Here $\mathscr{A}^\ast$ is the dual Steenrod algebra, which is isomorphic to $H\mathbb{F}_ {2\ast}H\mathbb{F}_2$, and $\pi_\ast H\mathbb{F}_2 = \mathbb{F}_2$. Much of the beginning of this spectral sequence has been calculated, but much reasearch is still going into it. Here is an image, curtesy of Allen Hatcher, of parts of the $E_2$ page.

Here each dot represents a copy of $\Z_2$, the differentials are the lines sloping to the left, while the lines going straight up represent multiplication by $2$, and the lines sloping to the right represent multiplication by $h_1$. Hence we also encounter in this picture the multiplicative structure in the spectral sequence, which we have not yet talked about. The elements $h_1$, $h_2$, and $h_3$ are the elements corresponding to the classical Hopf maps, i.e. the maps of spheres with Hopf invariant $1$. We studied $h_1$ quite a bit in the first blog post about homotopy groups of spheres. The fact that $h_4$ is killed by a differential can then be described as the reason there is no finite dimensional real division algebras other than $\mathbb{R}$, $\mathbb{C}$, $\mathbb{H}$ and $\mathbb{O}$, as the maps of spheres with Hopf invariant $1$ form the only dimensions where this is possible. I reccommend reading the explanation of the diagram featured in the link above to Hatcher, as I have been very brief here.

We can also choose other spectra to create spectral sequences, like $E=MU$, the complex cobordism spectrum. This produces the so-called Adams-Novikov spectral sequence. This is a very complicated spectral sequence due to its strong potential. We haven’t gone into why these $E$-Adams spectral sequences have something to do with localization and completion, but it is related to a concept called nilpotent completion of spectra. So, the Adams-Novikov spectral sequence

$$ E_2^{s,t} \cong Ext_{Comod_{MU_\ast MU}}^{s,t}(\pi_\ast MU, MU_\ast (A_s)) $$

converges to the homotopy groups of the $MU$-nilpotent completion of the spectrum $X$. But all spectra are already $MU$-nilpotent complete, hence this just gives the full homotopy groups of $X$. We could then use this to compute the stable homotopy groups of the spheres by letting $X=\mathbb{S}$, i.e.
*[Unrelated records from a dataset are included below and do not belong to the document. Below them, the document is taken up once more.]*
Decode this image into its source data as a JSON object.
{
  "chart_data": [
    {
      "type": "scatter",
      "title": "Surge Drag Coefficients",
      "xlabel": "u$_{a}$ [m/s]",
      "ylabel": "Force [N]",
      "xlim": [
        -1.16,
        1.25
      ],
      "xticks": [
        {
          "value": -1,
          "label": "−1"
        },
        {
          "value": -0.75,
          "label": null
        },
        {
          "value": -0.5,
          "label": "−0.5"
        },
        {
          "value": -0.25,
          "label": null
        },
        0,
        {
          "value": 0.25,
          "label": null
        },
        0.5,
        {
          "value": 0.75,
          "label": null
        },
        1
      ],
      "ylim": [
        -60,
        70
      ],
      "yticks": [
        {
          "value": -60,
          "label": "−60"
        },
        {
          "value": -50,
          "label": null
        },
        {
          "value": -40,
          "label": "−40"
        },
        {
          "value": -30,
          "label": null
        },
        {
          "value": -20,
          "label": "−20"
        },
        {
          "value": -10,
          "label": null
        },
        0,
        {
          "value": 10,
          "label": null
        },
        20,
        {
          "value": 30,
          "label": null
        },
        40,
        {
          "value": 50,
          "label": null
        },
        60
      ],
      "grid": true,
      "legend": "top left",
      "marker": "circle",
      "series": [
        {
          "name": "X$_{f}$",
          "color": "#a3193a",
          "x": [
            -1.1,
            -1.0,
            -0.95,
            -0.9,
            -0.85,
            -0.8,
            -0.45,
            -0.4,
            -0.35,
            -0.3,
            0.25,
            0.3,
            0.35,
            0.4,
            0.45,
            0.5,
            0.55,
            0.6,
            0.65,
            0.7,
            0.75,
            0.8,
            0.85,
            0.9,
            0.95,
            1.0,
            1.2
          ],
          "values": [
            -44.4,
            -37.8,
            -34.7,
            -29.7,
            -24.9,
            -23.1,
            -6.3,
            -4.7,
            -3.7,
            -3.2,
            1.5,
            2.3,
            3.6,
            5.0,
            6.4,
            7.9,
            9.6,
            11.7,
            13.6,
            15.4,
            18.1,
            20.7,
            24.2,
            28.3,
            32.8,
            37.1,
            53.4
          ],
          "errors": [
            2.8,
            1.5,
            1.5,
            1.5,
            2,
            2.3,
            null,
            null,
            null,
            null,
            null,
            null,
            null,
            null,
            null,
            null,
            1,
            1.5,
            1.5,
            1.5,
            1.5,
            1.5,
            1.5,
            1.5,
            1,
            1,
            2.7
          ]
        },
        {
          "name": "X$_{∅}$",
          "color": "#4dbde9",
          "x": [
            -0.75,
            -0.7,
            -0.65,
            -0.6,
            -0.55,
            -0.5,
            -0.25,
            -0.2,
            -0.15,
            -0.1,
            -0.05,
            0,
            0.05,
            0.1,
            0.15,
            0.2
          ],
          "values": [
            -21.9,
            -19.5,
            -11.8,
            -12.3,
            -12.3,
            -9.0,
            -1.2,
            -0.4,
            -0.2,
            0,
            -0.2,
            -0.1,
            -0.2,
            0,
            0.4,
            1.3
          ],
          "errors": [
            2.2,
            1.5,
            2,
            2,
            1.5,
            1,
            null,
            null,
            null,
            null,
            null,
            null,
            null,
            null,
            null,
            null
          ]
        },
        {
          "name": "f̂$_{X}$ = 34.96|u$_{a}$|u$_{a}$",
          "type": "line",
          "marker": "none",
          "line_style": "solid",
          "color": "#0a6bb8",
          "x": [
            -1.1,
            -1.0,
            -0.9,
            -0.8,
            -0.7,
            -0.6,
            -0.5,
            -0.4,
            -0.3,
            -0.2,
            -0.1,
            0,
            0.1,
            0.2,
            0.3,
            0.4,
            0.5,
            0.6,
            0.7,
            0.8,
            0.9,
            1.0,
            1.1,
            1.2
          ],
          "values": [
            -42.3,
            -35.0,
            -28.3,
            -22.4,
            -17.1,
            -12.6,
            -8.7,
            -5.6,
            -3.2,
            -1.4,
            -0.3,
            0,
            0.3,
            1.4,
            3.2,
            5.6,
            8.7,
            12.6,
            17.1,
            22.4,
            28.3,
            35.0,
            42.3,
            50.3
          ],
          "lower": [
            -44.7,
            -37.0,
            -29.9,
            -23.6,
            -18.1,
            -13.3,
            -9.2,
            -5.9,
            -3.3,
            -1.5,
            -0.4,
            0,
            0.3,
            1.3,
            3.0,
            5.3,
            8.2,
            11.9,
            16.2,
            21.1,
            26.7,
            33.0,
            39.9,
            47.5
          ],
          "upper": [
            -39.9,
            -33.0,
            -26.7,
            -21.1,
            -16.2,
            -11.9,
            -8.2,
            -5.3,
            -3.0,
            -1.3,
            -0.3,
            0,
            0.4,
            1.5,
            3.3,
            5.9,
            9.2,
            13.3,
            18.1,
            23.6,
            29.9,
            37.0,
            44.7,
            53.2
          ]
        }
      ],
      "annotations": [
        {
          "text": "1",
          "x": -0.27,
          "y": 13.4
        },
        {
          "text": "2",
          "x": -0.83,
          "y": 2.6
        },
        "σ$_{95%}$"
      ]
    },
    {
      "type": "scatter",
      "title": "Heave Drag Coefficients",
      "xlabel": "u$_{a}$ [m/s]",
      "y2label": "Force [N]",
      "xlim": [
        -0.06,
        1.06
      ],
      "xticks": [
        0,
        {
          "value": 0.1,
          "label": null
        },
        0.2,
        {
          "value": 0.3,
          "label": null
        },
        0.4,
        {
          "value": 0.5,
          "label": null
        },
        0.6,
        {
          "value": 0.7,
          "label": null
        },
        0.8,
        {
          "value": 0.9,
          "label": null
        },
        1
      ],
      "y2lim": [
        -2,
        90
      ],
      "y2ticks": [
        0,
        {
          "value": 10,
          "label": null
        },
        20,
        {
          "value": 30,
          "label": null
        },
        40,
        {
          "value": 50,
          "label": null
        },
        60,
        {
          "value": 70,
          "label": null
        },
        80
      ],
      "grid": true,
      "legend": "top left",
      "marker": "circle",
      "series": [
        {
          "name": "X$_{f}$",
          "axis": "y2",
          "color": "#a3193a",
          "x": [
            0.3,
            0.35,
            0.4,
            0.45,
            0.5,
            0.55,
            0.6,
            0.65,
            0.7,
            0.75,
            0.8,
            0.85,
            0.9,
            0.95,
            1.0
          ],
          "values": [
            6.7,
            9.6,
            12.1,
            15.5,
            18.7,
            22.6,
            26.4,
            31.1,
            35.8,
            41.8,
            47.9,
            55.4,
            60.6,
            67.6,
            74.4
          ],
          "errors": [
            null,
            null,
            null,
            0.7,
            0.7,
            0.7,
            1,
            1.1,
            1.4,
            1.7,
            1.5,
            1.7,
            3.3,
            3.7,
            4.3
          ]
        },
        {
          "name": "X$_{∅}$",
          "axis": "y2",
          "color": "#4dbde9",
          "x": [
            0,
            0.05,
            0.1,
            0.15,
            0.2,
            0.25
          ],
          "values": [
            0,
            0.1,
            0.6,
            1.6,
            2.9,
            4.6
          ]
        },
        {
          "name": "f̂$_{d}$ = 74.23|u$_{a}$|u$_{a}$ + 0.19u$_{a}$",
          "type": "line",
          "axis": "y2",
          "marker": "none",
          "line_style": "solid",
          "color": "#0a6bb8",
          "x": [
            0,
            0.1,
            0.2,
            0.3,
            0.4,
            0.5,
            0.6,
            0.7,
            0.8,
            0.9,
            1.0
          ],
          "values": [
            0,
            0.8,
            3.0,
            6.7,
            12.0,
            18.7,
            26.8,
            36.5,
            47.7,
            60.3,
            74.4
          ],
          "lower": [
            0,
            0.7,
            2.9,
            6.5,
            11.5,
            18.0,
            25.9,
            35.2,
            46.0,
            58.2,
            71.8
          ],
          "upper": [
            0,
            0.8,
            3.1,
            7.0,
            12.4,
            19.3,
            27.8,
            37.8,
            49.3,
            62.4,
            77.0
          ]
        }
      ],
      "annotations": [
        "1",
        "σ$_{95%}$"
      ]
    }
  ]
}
$$ E_2^{s,t} \cong Ext_{Comod_{MU_\ast MU}}^{s,t}(\pi_\ast MU, \pi_\ast MU)\implies \pi_\ast \mathbb{S}. $$

As we already know that the homotopy groups of spheres are terribly complicated, we should expect this spectral sequence to also be terribly complicated. We can make it a bit simpler by using $BP$, the Brown-Peterson spectrum, instead of $MU$. This would allow us to compute the homotopy groups of $\mathbb{S}$ “one prime at the time”, which we could later use to compute the full homotopy groups. This spectral sequence is also usually called the Adams-Novikov spectral sequence, as its really exactly the same as the one above based on $MU$, just in the category of $p$-local spectra instead of all spectra. Because the potential for computing the homotopy groups of spheres is there, we should however also expect it to be very difficult to compute.

I will leave off this blog post by stating a recurring theme of these last few paragraphs — a theme we have also encountered before. It is a statement sometimes called Mahovald’s uncertainty principle, and very informally says: Any easy to compute spectral sequence converging to the homotopy groups of spheres that can be written down using homological algebra, will be infinitely wrong.